News Release 

Interaction identified between SARS-CoV-2 and unusual RNA structures in human cells

Institut Pasteur

Research News

Replication of SARS-CoV-2, the virus responsible for COVID-19, depends on a series of interactions between viral proteins and different cellular partners such as nucleic acids (DNA or RNA). Characterizing these interactions is crucial to elucidate the process of viral replication and identify new drugs for treating COVID-19.
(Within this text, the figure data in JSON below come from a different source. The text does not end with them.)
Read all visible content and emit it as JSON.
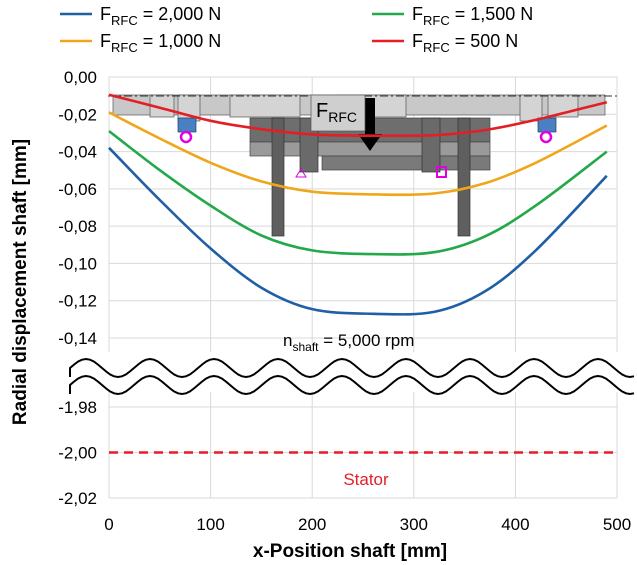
{
  "chart_data": {
    "type": "line",
    "xlabel": "x-Position shaft [mm]",
    "ylabel": "Radial displacement shaft [mm]",
    "xlim": [
      0,
      500
    ],
    "x_ticks": [
      "0",
      "100",
      "200",
      "300",
      "400",
      "500"
    ],
    "y_ticks_upper": [
      "0,00",
      "-0,02",
      "-0,04",
      "-0,06",
      "-0,08",
      "-0,10",
      "-0,12",
      "-0,14"
    ],
    "y_ticks_lower": [
      "-1,98",
      "-2,00",
      "-2,02"
    ],
    "ylim_upper": [
      -0.14,
      0.0
    ],
    "ylim_lower": [
      -2.02,
      -1.98
    ],
    "grid": true,
    "axis_break": true,
    "legend_position": "top",
    "series": [
      {
        "name_main": "F",
        "name_sub": "RFC",
        "name_value": " = 2,000 N",
        "color": "#1f5fa6",
        "x": [
          0,
          50,
          100,
          150,
          200,
          260,
          320,
          370,
          420,
          490
        ],
        "y": [
          -0.038,
          -0.066,
          -0.092,
          -0.113,
          -0.1245,
          -0.127,
          -0.126,
          -0.115,
          -0.093,
          -0.053
        ]
      },
      {
        "name_main": "F",
        "name_sub": "RFC",
        "name_value": " = 1,000 N",
        "color": "#f0a61a",
        "x": [
          0,
          50,
          100,
          150,
          200,
          260,
          320,
          370,
          420,
          490
        ],
        "y": [
          -0.019,
          -0.033,
          -0.046,
          -0.056,
          -0.0615,
          -0.063,
          -0.0625,
          -0.057,
          -0.046,
          -0.026
        ]
      },
      {
        "name_main": "F",
        "name_sub": "RFC",
        "name_value": " = 1,500 N",
        "color": "#23a84a",
        "x": [
          0,
          50,
          100,
          150,
          200,
          260,
          320,
          370,
          420,
          490
        ],
        "y": [
          -0.029,
          -0.05,
          -0.069,
          -0.085,
          -0.093,
          -0.095,
          -0.094,
          -0.0855,
          -0.069,
          -0.04
        ]
      },
      {
        "name_main": "F",
        "name_sub": "RFC",
        "name_value": " = 500 N",
        "color": "#e31e24",
        "x": [
          0,
          50,
          100,
          150,
          200,
          260,
          320,
          370,
          420,
          490
        ],
        "y": [
          -0.0095,
          -0.0165,
          -0.0235,
          -0.028,
          -0.0308,
          -0.0315,
          -0.0312,
          -0.0285,
          -0.023,
          -0.0135
        ]
      }
    ],
    "reference_line": {
      "label": "Stator",
      "y": -2.0,
      "color": "#e31e24"
    },
    "annotations": {
      "speed_main": "n",
      "speed_sub": "shaft",
      "speed_value": " = 5,000 rpm",
      "force_main": "F",
      "force_sub": "RFC"
    }
  }
}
An interdisciplinary consortium of scientists from the Institut Pasteur, the Ecole Polytechnique, the Institut Curie, Inserm, the CNRS and the universities of Paris, Paris-Saclay, Bordeaux and Toulouse have demonstrated a specific interaction between a domain of a SARS-CoV-2 protein (Nsp3) and unusual DNA or RNA structures known as G-quadruplexes or G4s. "Using a broad range of experimental approaches, we characterized this interaction and revealed that this Nsp3 protein domain has a clear G4 propensity. We also showed that G4 ligands [chemical compounds that bind with G4s] prevent this interaction," explains Marc Lavigne, a scientist in the Department of Virology at the Institut Pasteur and coordinator of the G4-Covid19 project. These results were recently published in Nucleic Acids Research.

Potential therapeutic application patented

Alongside this study, some G4 ligands were developed by the co-authors* of the article. In a cellular system reproducing SARS-CoV-2 infection, the Institut Pasteur (Marc Lavigne, Hélène Munier-Lehmann, Jeanne Chiavarelli and Björn Meyer) demonstrated that these ligands, which prevent interaction between the SARS-CoV-2 protein and the G4 structure, exhibit antiviral activity.

These results pave the way for the use of G4-binding molecules as potent antiviral compounds (European patent 20 306 606.3 and Institut Pasteur DI 2020-59) and confirm the choice to target host-virus interactions in antiviral strategies.

The project received financial support from the Institut Pasteur (via the exceptional COVID-19 program, funded in part by donations), the French National Research Agency (ANR-Flash-Covid) and own funding from the various laboratories involved. It also involved the participation of several of the Institut Pasteur's technological platforms (PF-BMI, PF-3PR and PF-CCB).